Yanıtını ben vereyim: hayır, savsaklayacaklar, işlemler bitene dek süre kazanacaklar, o arada ellerindeki yetmezse sağdan soldan para bulup elimize tutuşturacaklar. Bunun en sansasyonel örneği, II.dünya savaşında ölen Yahudi' lerle, tehcir sırasında hayatını kaybeden Ermeni' lerin hayat sigortalarıdır. Daha hala tümü ödenmedi. Büyük bir çoğunluğu, ödenmesini talep edecek insan kalmadığı için tabii ki. Peki buna kim izin veriyor? Bizlerin ödediği o kadar para nereye gidiyor? Neden bireyler adına devletler bu paraları talep etmiyor?

Bu soruların cevabını sizlere bırakıyorum. Çünkü konumuz, meslek sigortası, neden gerektiği, ve bize nasıl yararı olacağı.

Elbette, bizden çok, çok daha fazla sigorta şirketlerine yararı dokunacak. Bunda kuşku yok. O şirketlerin de ne ülkemizde, ne de dünyada bugüne kadar yaptıkları tek yararlı, üretken bir iş yok. Zaten tanım olarak da yapmamaları gerekir. Yapabilecek durumda olsalar, sigorta şirketi olmazlardı.

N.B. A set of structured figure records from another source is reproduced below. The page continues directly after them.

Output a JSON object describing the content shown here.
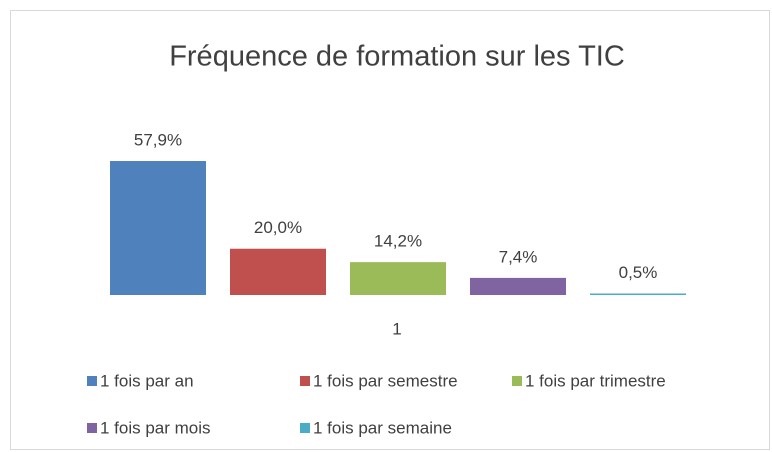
{
  "chart_data": {
    "type": "bar",
    "title": "Fréquence de formation sur les TIC",
    "categories": [
      "1"
    ],
    "series": [
      {
        "name": "1 fois par an",
        "color": "#4f81bd",
        "values": [
          57.9
        ],
        "value_labels": [
          "57,9%"
        ]
      },
      {
        "name": "1 fois par semestre",
        "color": "#c0504d",
        "values": [
          20.0
        ],
        "value_labels": [
          "20,0%"
        ]
      },
      {
        "name": "1 fois par trimestre",
        "color": "#9bbb59",
        "values": [
          14.2
        ],
        "value_labels": [
          "14,2%"
        ]
      },
      {
        "name": "1 fois par mois",
        "color": "#8064a2",
        "values": [
          7.4
        ],
        "value_labels": [
          "7,4%"
        ]
      },
      {
        "name": "1 fois par semaine",
        "color": "#4bacc6",
        "values": [
          0.5
        ],
        "value_labels": [
          "0,5%"
        ]
      }
    ]
  }
}
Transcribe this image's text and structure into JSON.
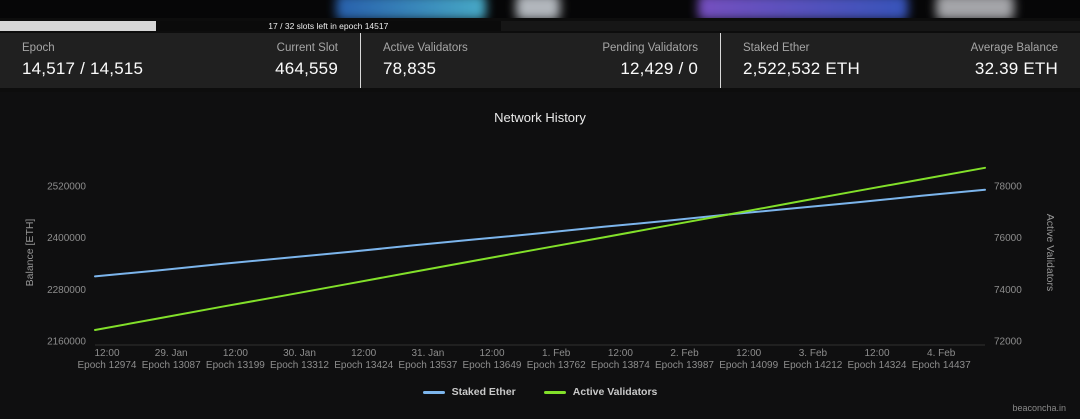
{
  "progress": {
    "label": "17 / 32 slots left in epoch 14517",
    "fill_percent": 46.4
  },
  "stats": {
    "groups": [
      {
        "left": {
          "label": "Epoch",
          "value": "14,517 / 14,515"
        },
        "right": {
          "label": "Current Slot",
          "value": "464,559"
        }
      },
      {
        "left": {
          "label": "Active Validators",
          "value": "78,835"
        },
        "right": {
          "label": "Pending Validators",
          "value": "12,429 / 0"
        }
      },
      {
        "left": {
          "label": "Staked Ether",
          "value": "2,522,532 ETH"
        },
        "right": {
          "label": "Average Balance",
          "value": "32.39 ETH"
        }
      }
    ]
  },
  "chart_data": {
    "type": "line",
    "title": "Network History",
    "grid": false,
    "legend_position": "bottom",
    "left_axis": {
      "label": "Balance [ETH]",
      "ticks": [
        2160000,
        2280000,
        2400000,
        2520000
      ],
      "ylim": [
        2100000,
        2580000
      ]
    },
    "right_axis": {
      "label": "Active Validators",
      "ticks": [
        72000,
        74000,
        76000,
        78000
      ],
      "ylim": [
        71000,
        79000
      ]
    },
    "x_ticks": [
      {
        "time": "12:00",
        "epoch": "Epoch 12974"
      },
      {
        "time": "29. Jan",
        "epoch": "Epoch 13087"
      },
      {
        "time": "12:00",
        "epoch": "Epoch 13199"
      },
      {
        "time": "30. Jan",
        "epoch": "Epoch 13312"
      },
      {
        "time": "12:00",
        "epoch": "Epoch 13424"
      },
      {
        "time": "31. Jan",
        "epoch": "Epoch 13537"
      },
      {
        "time": "12:00",
        "epoch": "Epoch 13649"
      },
      {
        "time": "1. Feb",
        "epoch": "Epoch 13762"
      },
      {
        "time": "12:00",
        "epoch": "Epoch 13874"
      },
      {
        "time": "2. Feb",
        "epoch": "Epoch 13987"
      },
      {
        "time": "12:00",
        "epoch": "Epoch 14099"
      },
      {
        "time": "3. Feb",
        "epoch": "Epoch 14212"
      },
      {
        "time": "12:00",
        "epoch": "Epoch 14324"
      },
      {
        "time": "4. Feb",
        "epoch": "Epoch 14437"
      }
    ],
    "series": [
      {
        "name": "Staked Ether",
        "color": "#7cb5ec",
        "axis": "left",
        "values": [
          2310000,
          2324000,
          2339000,
          2353000,
          2367000,
          2382000,
          2396000,
          2410000,
          2425000,
          2439000,
          2454000,
          2468000,
          2482000,
          2497000,
          2511000
        ]
      },
      {
        "name": "Active Validators",
        "color": "#82e02a",
        "axis": "right",
        "values": [
          72430,
          72880,
          73330,
          73770,
          74220,
          74670,
          75120,
          75570,
          76010,
          76460,
          76910,
          77360,
          77810,
          78250,
          78700
        ]
      }
    ]
  },
  "footer": {
    "source": "beaconcha.in"
  }
}
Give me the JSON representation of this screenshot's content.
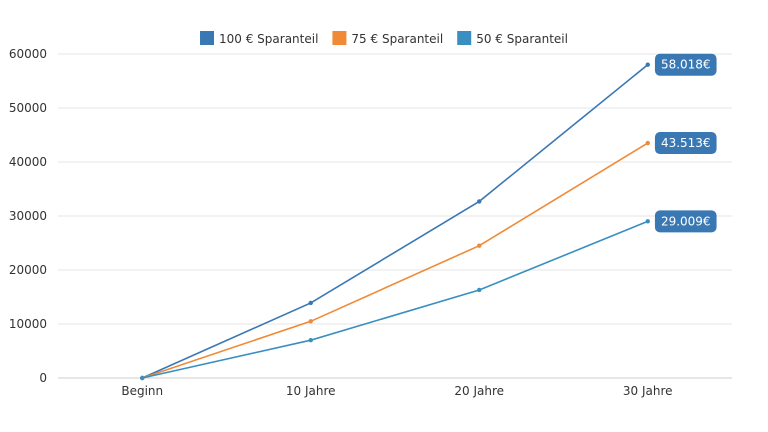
{
  "chart_data": {
    "type": "line",
    "categories": [
      "Beginn",
      "10 Jahre",
      "20 Jahre",
      "30 Jahre"
    ],
    "series": [
      {
        "name": "100 € Sparanteil",
        "color": "#3a78b4",
        "values": [
          0,
          13900,
          32700,
          58018
        ]
      },
      {
        "name": "75 € Sparanteil",
        "color": "#f08a37",
        "values": [
          0,
          10500,
          24500,
          43513
        ]
      },
      {
        "name": "50 € Sparanteil",
        "color": "#3a8fc0",
        "values": [
          0,
          7000,
          16300,
          29009
        ]
      }
    ],
    "end_labels": [
      "58.018€",
      "43.513€",
      "29.009€"
    ],
    "label_box_color": "#3a78b4",
    "ylim": [
      0,
      60000
    ],
    "y_ticks": [
      "0",
      "10000",
      "20000",
      "30000",
      "40000",
      "50000",
      "60000"
    ],
    "grid": true,
    "legend_position": "top-center"
  }
}
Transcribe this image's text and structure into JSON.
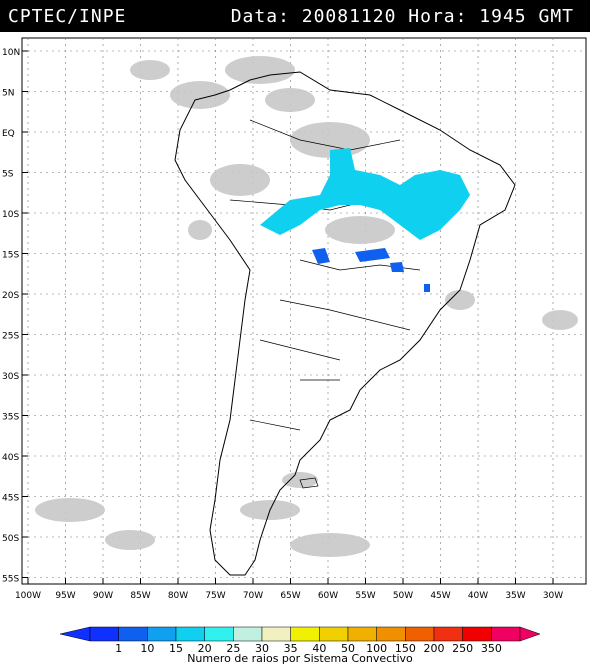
{
  "header": {
    "source": "CPTEC/INPE",
    "datetime": "Data: 20081120 Hora: 1945 GMT"
  },
  "map": {
    "region": "South America",
    "lat_labels": [
      "10N",
      "5N",
      "EQ",
      "5S",
      "10S",
      "15S",
      "20S",
      "25S",
      "30S",
      "35S",
      "40S",
      "45S",
      "50S",
      "55S"
    ],
    "lon_labels": [
      "100W",
      "95W",
      "90W",
      "85W",
      "80W",
      "75W",
      "70W",
      "65W",
      "60W",
      "55W",
      "50W",
      "45W",
      "40W",
      "35W",
      "30W"
    ],
    "grid": true,
    "layers": [
      "cloud-cover",
      "convective-systems",
      "country-borders",
      "state-borders"
    ]
  },
  "colorbar": {
    "ticks": [
      "1",
      "10",
      "15",
      "20",
      "25",
      "30",
      "35",
      "40",
      "50",
      "100",
      "150",
      "200",
      "250",
      "350"
    ],
    "colors": [
      "#1030ff",
      "#1060f0",
      "#10a0f0",
      "#10d0f0",
      "#30f0f0",
      "#c0f0e0",
      "#f0f0c0",
      "#f0f000",
      "#f0d000",
      "#f0b000",
      "#f09000",
      "#f06000",
      "#f03010",
      "#f00000",
      "#f00060"
    ],
    "label": "Numero de raios por Sistema Convectivo"
  }
}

Ama sigortanın bize bireysel olarak yararı dokunabilir de, dokunmayabilir de. Mesleğimizi 50 yıl sürdürüp, beş kuruş tazminat ödemeyebileceğimiz gibi, daha ilk yılında milyonlarca YTL tazminata mahkum olabiliriz. Böyle bir durumda, sigortalanmış olmamızın bize değil, davayı açana yararı olduğu açıktır. Aksi taktirde beş kuruş alamayabilirdi. Fakat, toplanan paranın sadece % 60-70 i bu yolla dağıtılır. Kalanı, sigorta merkezinin avantasıdır. Yani daima en çok onlar kazanır.

Gördüğünüz üzere, mesleki sorumluluk sigortası değerli mesleklerin hepsine zorunlu hale getirilmek istenmektedir. Bunun nedeni, uluslararası sermayenin eski sömürgecilik yöntemleri yerine yeni bir yöntem ihdas etmiş olmasıdır. Üstelik, komik bir biçimde, gözümüze soka soka, ödeneğin ne kadar olması gerektiğine de onlar karar vermektedir.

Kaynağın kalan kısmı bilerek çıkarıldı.